Something you may not consider as a vital part of your electrical safety PPE is your work boots. Surprisingly though there are a number of considerations you need to make, and depending on your environment some can be life threatening. Here are 3 ways work boots protect against electrical hazards and some of the factors you should consider when deciding what's right for your workplace.
Why wear work boots anyway?
First and foremost work boots are designed to protect your feet from objects that can puncture the sole, such as stepping on a nail, or objects crushing your toes, like a dropped block of cement. When dealing with electrical hazards your work boots should only be treated as a secondary source of protection, meaning you always need to consider using things like rubber insulated gloves first.
Have a look at the markings on your boots. A white square with an orange omega symbol inside indicates that the sole and heel have been designed to withstand 18,000 volts at 60 hertz for 1 minute with a maximum of 1mA leakage current during that span.
Sounds pretty impressive.
Well, before you go working on live electrical equipment with one hand behind your back you need to think about the environmental conditions your boots have to deal with. Potentially they are covered in water, mud, brine, or worse... any of these things that can reduce the resistance your boots provide to electric shock.
On the flip side if you work in a facility where the manufacturing process can generate and store static electricity then you may want to consider a different type of boot.
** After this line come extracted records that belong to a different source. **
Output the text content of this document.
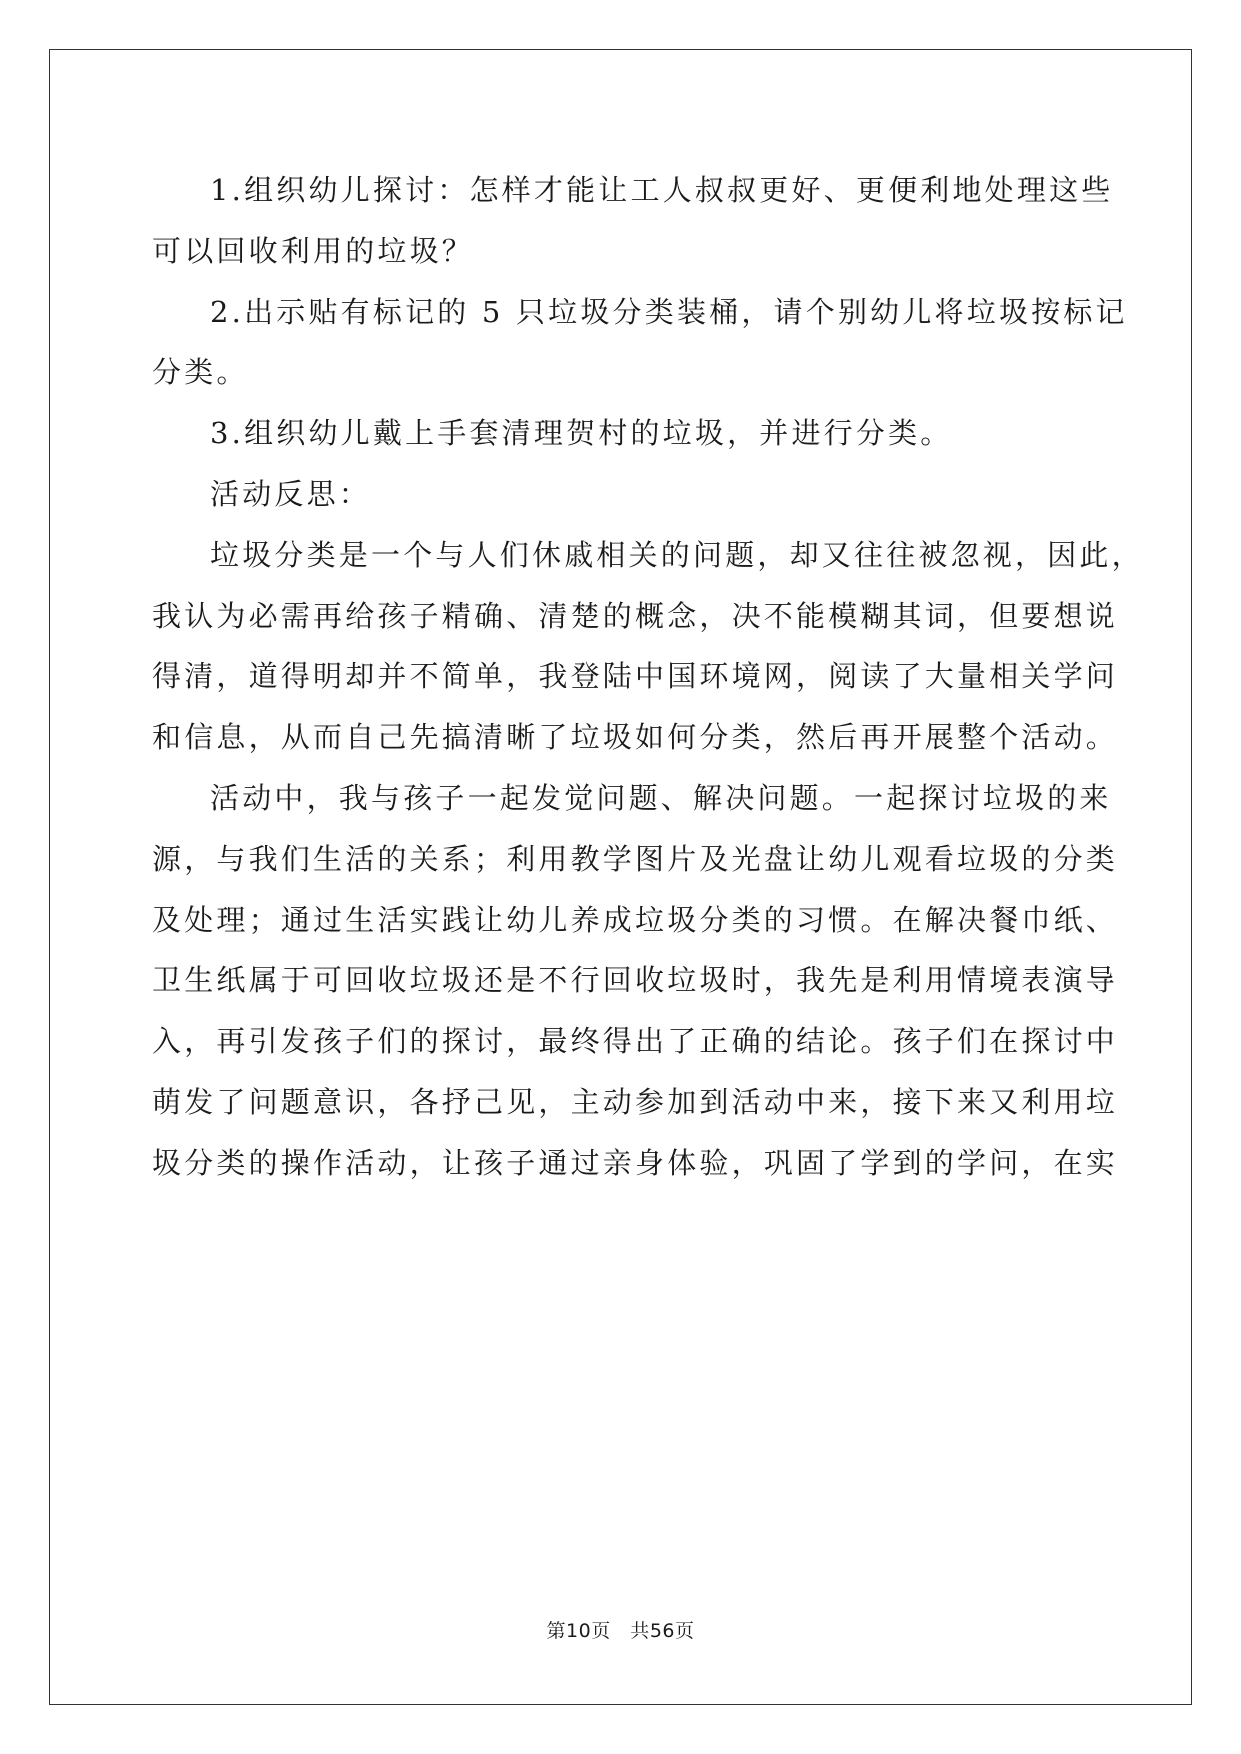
1.组织幼儿探讨：怎样才能让工人叔叔更好、更便利地处理这些
可以回收利用的垃圾？

2.出示贴有标记的 5 只垃圾分类装桶，请个别幼儿将垃圾按标记
分类。

3.组织幼儿戴上手套清理贺村的垃圾，并进行分类。

活动反思：

垃圾分类是一个与人们休戚相关的问题，却又往往被忽视，因此，
我认为必需再给孩子精确、清楚的概念，决不能模糊其词，但要想说
得清，道得明却并不简单，我登陆中国环境网，阅读了大量相关学问
和信息，从而自己先搞清晰了垃圾如何分类，然后再开展整个活动。

活动中，我与孩子一起发觉问题、解决问题。一起探讨垃圾的来
源，与我们生活的关系；利用教学图片及光盘让幼儿观看垃圾的分类
及处理；通过生活实践让幼儿养成垃圾分类的习惯。在解决餐巾纸、
卫生纸属于可回收垃圾还是不行回收垃圾时，我先是利用情境表演导
入，再引发孩子们的探讨，最终得出了正确的结论。孩子们在探讨中
萌发了问题意识，各抒己见，主动参加到活动中来，接下来又利用垃
圾分类的操作活动，让孩子通过亲身体验，巩固了学到的学问，在实

第10页   共56页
Processes used for bag making, packaging, and laminating can produce electrostatic discharge injuries that are the same as those produced from energized electrical equipment... the worst being ventricular fibrillation.
For this hazard, you will want to choose boots designed with the static discharge (SD) properties. The yellow rectangle with a green "SD" and grounding symbol indicates the boots are made with an antistatic compound capable of dissipating static electricity in a controlled manner.
In industries that have flammable and explosive environments, such as coal mining, the greater hazard might not be electric shock. It might be setting the place on fire! This is yet another case to consider the "SD" boots.
Having a boot that is made from a heavy duty leather is going to also provide protection from a third hazard, arc flash. You probably won't find a rating on your boots as to what incident energy level they are rated for but I can say with a high level of confidence (from speaking with industry experts and reading articles from private testing labs) that a good quality heavy duty leather can provide protection up to 40 cal/cm2.
Whether it's electric shock, dielectric energy or an arc flash your work boots can help prevent injury. Make sure you choose wisely and understand the risks you face. Also, remember that work boots are never to be treated as a primary source of protection from any electrical hazard, the stakes are just too high when it comes to electricity.